UN working group recommends bail for Arroyo, but will Sandiganbayan listen?
Former president and current Pampanga Rep. Gloria Macapagal-Arroyo scored a major victory after the United Nations (UN) Working Group on Arbitrary Detention issued an opinion rebuffing the Philippine government for keeping her detained and for continuously denying petitions for bail over the years.
Citing an email update from international human rights lawyer Amal Alamuddin-Clooney, Arroyo’s lawyer Larry Gadon told the media during a press conference Thursday morning that as per the findings of UN Working Group, Arroyo’s detention violates international law and is arbitrary on a number of grounds.
Created in 1991, the UN WGAD is currently composed of eight international human rights experts with the purpose of investigating cases of arbitrary arrest and detention all over the world. It is under the supervision of the UN Human Rights Council.
It can be recalled that Alamuddin-Clooney, the wife of Hollywood superstar George Clooney, brought the case to UN last February. Over the past months, Arroyo’s legal team and lawyers for the Aquino administration (through the Philippines’ Permanent Mission to the UN in Geneva) argued their respective positions through official submissions.
Arroyo, 68, has been under hospital arrest since November 2011 first because of an electoral sabotage case (she was eventually granted bail) and then as a result of plunder charges in connection to the alleged misuse of PCSO funds amounting to P366-million. Keep in mind that in the latter case, most of Arroyo’s co-accused had already been granted bail while an official from the Commission on Audit has already cleared the former president of any wrongdoing.
In her email, Alamuddin-Clooney pointed out that the United Nations scored the government’s failure “to consider measures alternative to pre-trial detention and because of the undue delays in proceedings against (Arroyo).”
“The Working Group highlighted in particular the Government’s ‘defiance of court rulings removing travel bans against Ms. Arroyo’ as an example of the government targeting her and interfering with judicial decisions in her case. This finding related to an incident in which the Justice Minister prevented Mrs Arroyo from boarding a plane in November 2011 in violation of a Supreme Court ruling allowing her to seek medical treatment abroad,” the international barrister explained.

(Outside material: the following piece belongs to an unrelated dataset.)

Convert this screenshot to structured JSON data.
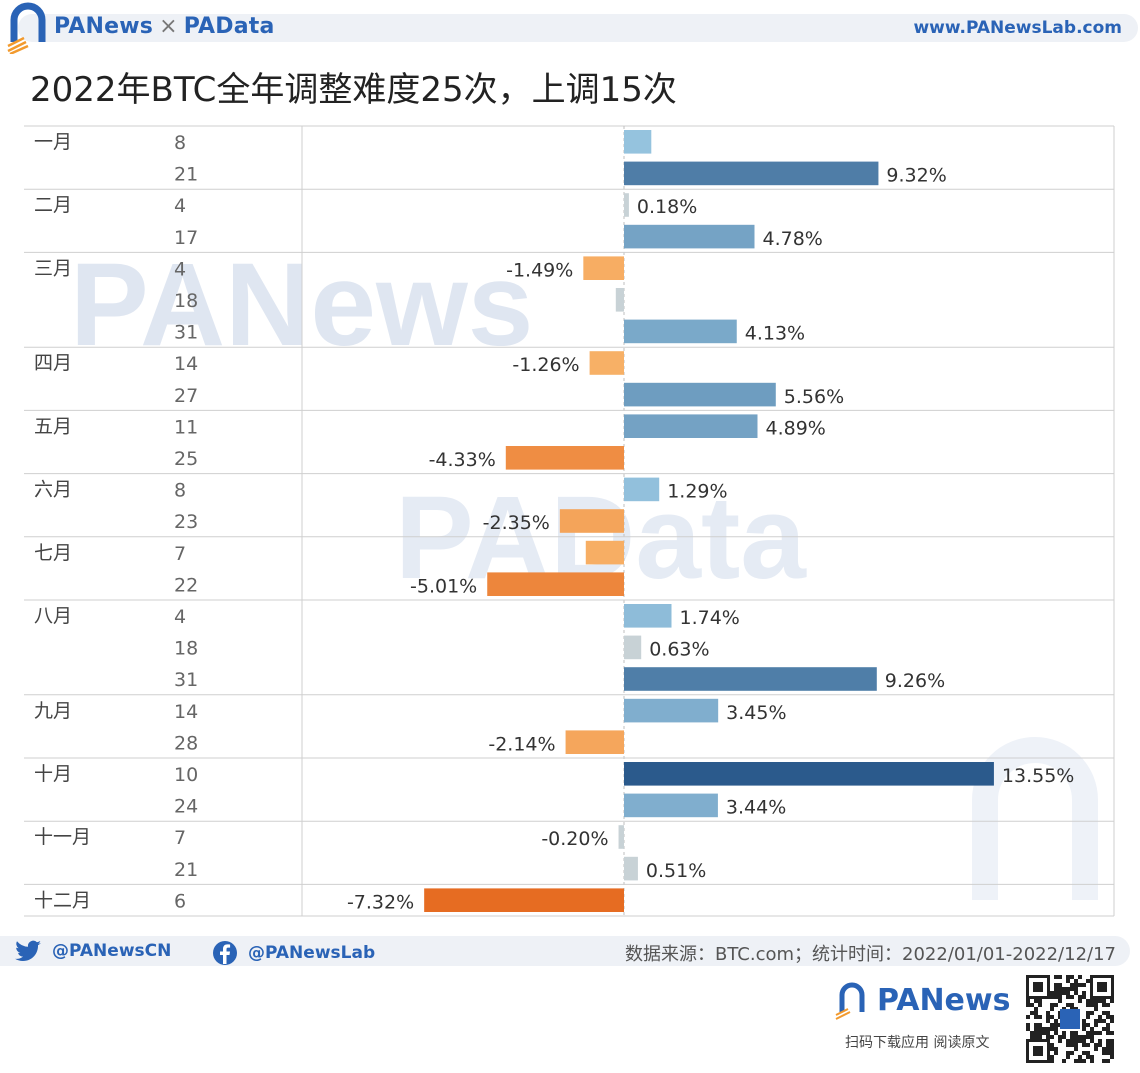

In its conclusion, the UN Working Group urged the “reconsideration of Mrs Arroyo’s application for bail in accordance with the relevant international human rights standards and to accord Ms Arroyo with an enforceable right to compensation… for the deprivation of liberty which already occurred.”
Based on media reports (a copy of the UN decision is yet to be released), it appears that Arroyo’s lawyers focused on two articles under the International Covenant on Civil and Political Rights:
1. Everyone has the right to liberty and security of person. No one shall be subjected to arbitrary arrest or detention. No one shall be deprived of his liberty except on such grounds and in accordance with such procedure as are established by law.
4. Anyone who is deprived of his liberty by arrest or detention shall be entitled to take proceedings before a court, in order that that court may decide without delay on the lawfulness of his detention and order his release if the detention is not lawful.
5. Anyone who has been the victim of unlawful arrest or detention shall have an enforceable right to compensation.
2. Everyone shall be free to leave any country, including his own.
As noted by The Filipino Scribe early this year, Arroyo has enjoyed a long winning streak as far as her cases are concerned. Over the years, the following cases against her had already been thrown out:
1) Plunder case re the sale of the old Iloilo airport in 2007 (dismissed last February 2012)
2) Graft case re the transfer of P530 million from OWWA funds to PhilHealth (dismissed February 2013)
3) Graft case re the construction of Libmanan-Cabusao Dam and Skybridge 1 and 2 projects in Camarines Sur (dismissed April 2014)
4) P728 million fertilizer fund scam (dismissed May 2014)
It must be emphasized that the UN Working Group’s opinion regarding the case of Arroyo’s continued detention (it didn’t dwell on the merits or lack thereof of the cases against her) is merely recommendatory in nature. Meaning, it has no direct effect on how the Sandiganbayan or the Supreme Court will weigh on her current bail petitions.
Nevertheless, her victory before the UN comes shortly after the Court of Appeals affirmed the 2012 decision by Judge Jesus Mupas of the Pasay City Regional Trial Court Judge granting her bail in connection to the electoral sabotage case. Another development that bolstered Arroyo’s recent attempts for a provisional release is the success of Senator Juan Ponce Enrile’s bail petition before the Supreme Court.
Alamuddin-Clooney’s decision to defend Arroyo has gained her lots of Filipino critics, especially given the lingering negative views regarding the former President. Nevertheless, it will be wrong to ignore the obvious fact that the reasons for keeping Arroyo detained keeps on getting weaker by the day.